Nesse sentido, a PEC 10/2023 surgiu como uma correção de rota que leva em conta o aprendizado institucional acumulado na última década. Desde sua origem, o regime de subsídios buscava corrigir distorções causadas pela multiplicidade de rubricas remuneratórias, unificando vencimentos em uma única parcela mensal. A ideia era nobre, ou seja, conferir simplicidade e clareza aos contracheques, evitando abusos e aumentando a compreensão da sociedade sobre os rendimentos das carreiras jurídicas.

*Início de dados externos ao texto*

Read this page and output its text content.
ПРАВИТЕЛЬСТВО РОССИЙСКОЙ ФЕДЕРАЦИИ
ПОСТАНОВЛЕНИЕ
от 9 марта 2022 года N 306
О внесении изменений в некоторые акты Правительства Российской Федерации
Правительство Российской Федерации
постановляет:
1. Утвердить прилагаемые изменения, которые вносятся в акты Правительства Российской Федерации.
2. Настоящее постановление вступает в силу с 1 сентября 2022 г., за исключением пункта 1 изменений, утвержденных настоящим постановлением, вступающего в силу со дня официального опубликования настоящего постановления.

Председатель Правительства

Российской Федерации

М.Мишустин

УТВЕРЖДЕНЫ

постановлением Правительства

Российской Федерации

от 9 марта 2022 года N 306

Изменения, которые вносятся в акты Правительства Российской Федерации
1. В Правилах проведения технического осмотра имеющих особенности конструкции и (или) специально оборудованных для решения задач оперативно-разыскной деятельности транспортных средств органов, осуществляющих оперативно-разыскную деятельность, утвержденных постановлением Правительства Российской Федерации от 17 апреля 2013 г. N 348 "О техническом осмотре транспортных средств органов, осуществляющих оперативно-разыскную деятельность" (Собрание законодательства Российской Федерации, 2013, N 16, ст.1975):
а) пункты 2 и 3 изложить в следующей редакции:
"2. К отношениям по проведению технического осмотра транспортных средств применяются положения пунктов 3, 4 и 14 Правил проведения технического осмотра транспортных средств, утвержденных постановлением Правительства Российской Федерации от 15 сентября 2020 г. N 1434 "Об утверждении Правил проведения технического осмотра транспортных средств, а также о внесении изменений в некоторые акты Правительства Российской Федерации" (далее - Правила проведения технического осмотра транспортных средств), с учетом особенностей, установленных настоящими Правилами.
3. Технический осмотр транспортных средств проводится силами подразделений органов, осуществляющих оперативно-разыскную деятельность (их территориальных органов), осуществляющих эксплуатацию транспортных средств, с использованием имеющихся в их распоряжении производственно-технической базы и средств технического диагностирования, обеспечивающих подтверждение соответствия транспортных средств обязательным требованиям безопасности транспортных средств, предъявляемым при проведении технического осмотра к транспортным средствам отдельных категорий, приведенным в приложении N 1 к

No entanto, essa construção ficou incompleta. A Constituição Federal, em seu art. 37, inciso X, prevê a revisão geral anual da remuneração, mas essa previsão raramente foi efetivada. O congelamento, ou os reajustes abaixo da inflação, produziu uma corrosão progressiva dos subsídios, sem qualquer mecanismo institucionalizado de compensação. O resultado é que, na prática, o regime de subsídios perdeu sua eficácia, e voltaram a surgir parcelas acessórias, sob diferentes nomenclaturas e fundamentos, muitas vezes com pouca transparência ou clareza jurídica.
Ainda mais grave é o fato de que o modelo atual também desconsidera o tempo de serviço e a experiência funcional. Desde a supressão dos quinquênios, em 2006, não há qualquer valorização objetiva da trajetória institucional dos magistrados e membros do MP. Isso cria distorções, como situações em que profissionais recém-ingressos percebem o mesmo que colegas com décadas de atuação, sem que haja diferenciação com base em mérito, antiguidade ou contribuição acumulada.
A PEC 10/2023 busca enfrentar esse problema de forma estruturada e transparente, ao prever a criação de uma parcela de valorização por tempo de exercício. O mecanismo proposto não é uma bonificação arbitrária, tampouco se confunde com os “supersalários” que tanto preocupam a opinião pública. Trata-se, isso sim, de um instrumento racional de progressão, compatível com o que já se observa em outras carreiras públicas, como na Advocacia Pública, no magistério e mesmo em planos de cargos e salários de servidores administrativos.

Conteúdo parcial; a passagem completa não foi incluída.